Abrahams Wolf-Rodda, LLC

View Original

COVID-19 Compliance: Hurry Up and Slow Down

Haste [perhaps] maketh waste

— John Heywood (ca. 1546 — adapted for these COVID-19 times)

Do you want to strike terror into your compliance officer’s heart? In their presence, utter phrases like “we have to push this through,” or “we haven’t got time to vet this sub,” or (if you want a full-on cardiac) “I need you to bless this.” The national effort to address the coronavirus pandemic has inundated the federal marketplace with a flood of new federal funds a fair portion of which are being spent on emergency procurements with severe time constraints.

A quick google search of COVID-19 and compliance will yield a treasure trove of articles, blog posts and client alerts urging federal contractors to review their policies and procedures to avoid the risk of all manner of legal and/or ethical lapses. Indeed, this author was quoted in a recent Law360 article on this very subject in which I warn that contractors may be “raked over the coals unfairly” by auditors, IGs, watchdog groups, or [eek] Congressional oversight committees. I say unfairly because these “what were you thinking” inquiries all will be conducted with the benefit of hindsight. See Law360, “COVID-19 Contractors Must Stay Wary of Enforcement Risks,” https://www.law360.com/governmentcontracts/articles/1269580/covid-19-contractors-must-stay-wary-of-enforcement-risks (paywall relaxed for coronavirus coverage).

A quick look over one’s shoulder provides all the evidence you need to prove that such post hoc criticism is just over the horizon. There have been investigations over how construction contracts were administered in Iraq. Questions were raised about how prime contractors vetted in-country subcontractors in Afghanistan. The use of sole-source contracting in the response to Hurricane Katrina was roundly criticized as an exercise of inside influence. I could go on.

Contractors and the Government both are under great pressure to take a variety of actions—quickly. There are emergency sole-source contract actions. Orders under existing multiple award and/or ID/IQ contracts are being issued after the fact leaving contractors to wonder whether they have proper authority to proceed. New subcontracts with heretofore unfamiliar partners may have become necessary. Facility closures are forcing some contractors to furlough or place employees on leave (note—track these costs as you theoretically wil be able to recover them).
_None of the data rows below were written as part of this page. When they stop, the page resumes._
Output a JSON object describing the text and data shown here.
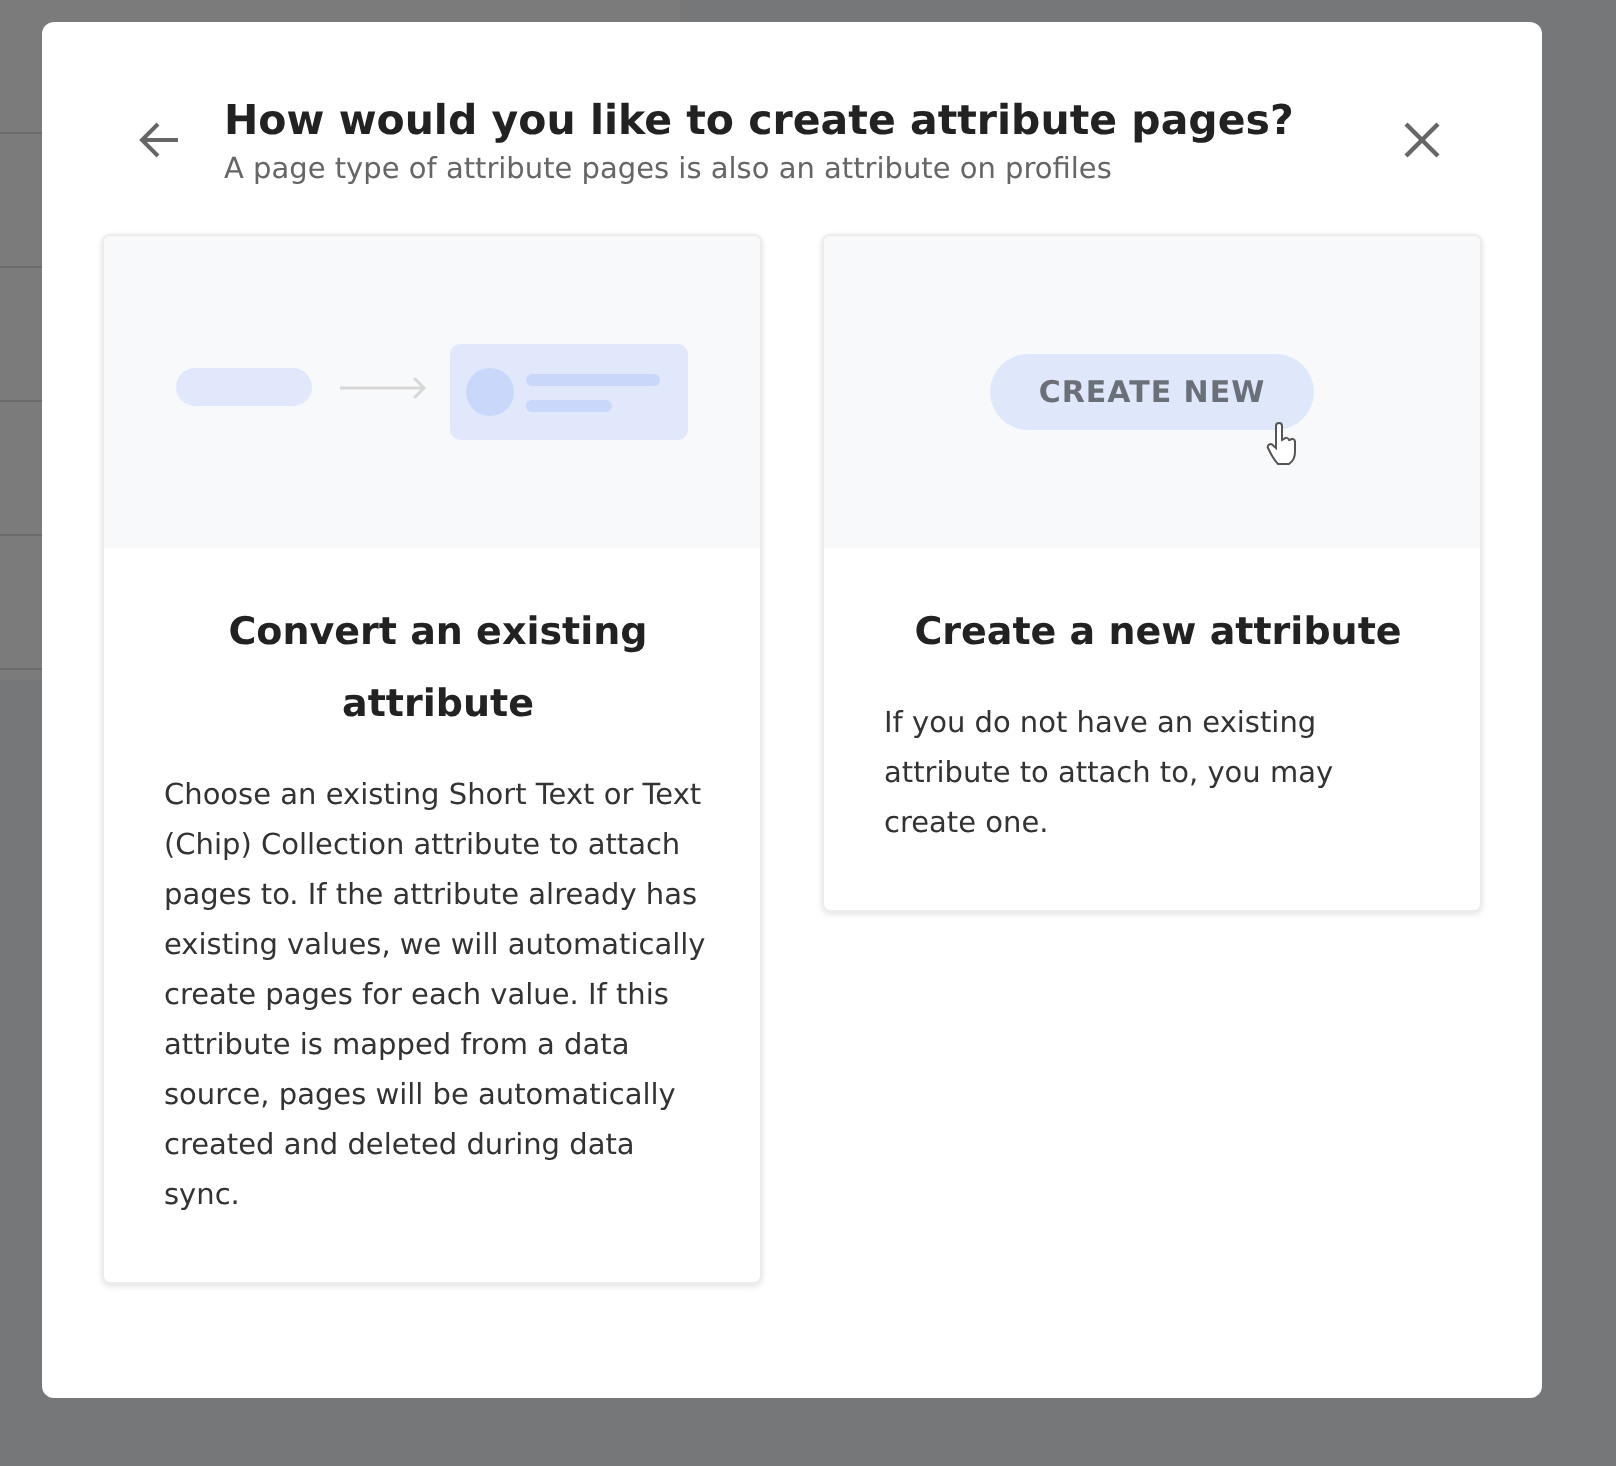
{
  "dialog": {
    "title": "How would you like to create attribute pages?",
    "subtitle": "A page type of attribute pages is also an attribute on profiles"
  },
  "options": [
    {
      "kind": "convert",
      "title": "Convert an existing attribute",
      "description": "Choose an existing Short Text or Text (Chip) Collection attribute to attach pages to. If the attribute already has existing values, we will automatically create pages for each value. If this attribute is mapped from a data source, pages will be automatically created and deleted during data sync."
    },
    {
      "kind": "create",
      "title": "Create a new attribute",
      "description": "If you do not have an existing attribute to attach to, you may create one.",
      "button_label": "CREATE NEW"
    }
  ]
}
Those that continue to operate in their capacity as critical infrastructure or defense industrial base contractors may have employees who are ill or who are caring for ill family members. Some or all of these circumstances are covered under the myriad COVID-19 legislation, executive orders, interim rules, and guidance documents; however, it is a true challenge to harmonize all of these potentially overlapping authorities.

So what to do? Of course, I reflexively join the chorus of those who urge you to review and update your compliance policies and practices to cope with the current environment. No doubt that would be a best practice. But, this best practice may not be practical under the circumstances. So, as an interim measure, take quick stock of your procedures and discern those that many in your organization view as barriers to quick actions. Here’s one clue on the capture side: it’s the things that your business development team gripes about the loudest. Consider how you might engage them to devise quick-action approval procedures. Such engagement builds mutual confidence by simultaneously increasing the comfort level of the compliance team and reduce the myth that compliance just gets in the way.

You could also consider how you might un-silo your chains of command, particularly on high risk contract actions or personnel decisions. By this I mean, to involve, in real time, some person or group outside the chain of command whose task it is to be a second set of (hopefully dispassionate) eyes whose mission is to point out potential risks. This is not to add a path-blocking hurdle to an expedited action; rather, the goal is to reduce the risk that the critical need will obscure the sensible.

In addition, I urge contractors to assume that everything they do on a high-visibility project could become the subject of an investigation or hearing and that any email could be read out loud for all to hear. This is not an admonition to hide icky things; rather, it’s a suggestion that you use one of my favored barometers—whether I would be proud to tell my spouse, mom or dad what I did at work today.

Finally, I have used the phrases “high risk” and “high visibility.” Do not equate these phrases with the dollar value of the procurement. As but one example, virtually any company that is in the supply chain for N95 masks for the Government should consider itself to be in a high compliance risk situation. But, don’t be discouraged to be a part of our shared national mission to cope with this pandemic—just hurry up and wait long enough to consider how you’re responding under the circumstances. By doing so, whatever imperfect actions are taken hopefully won’t result in the question “what were they thinking?”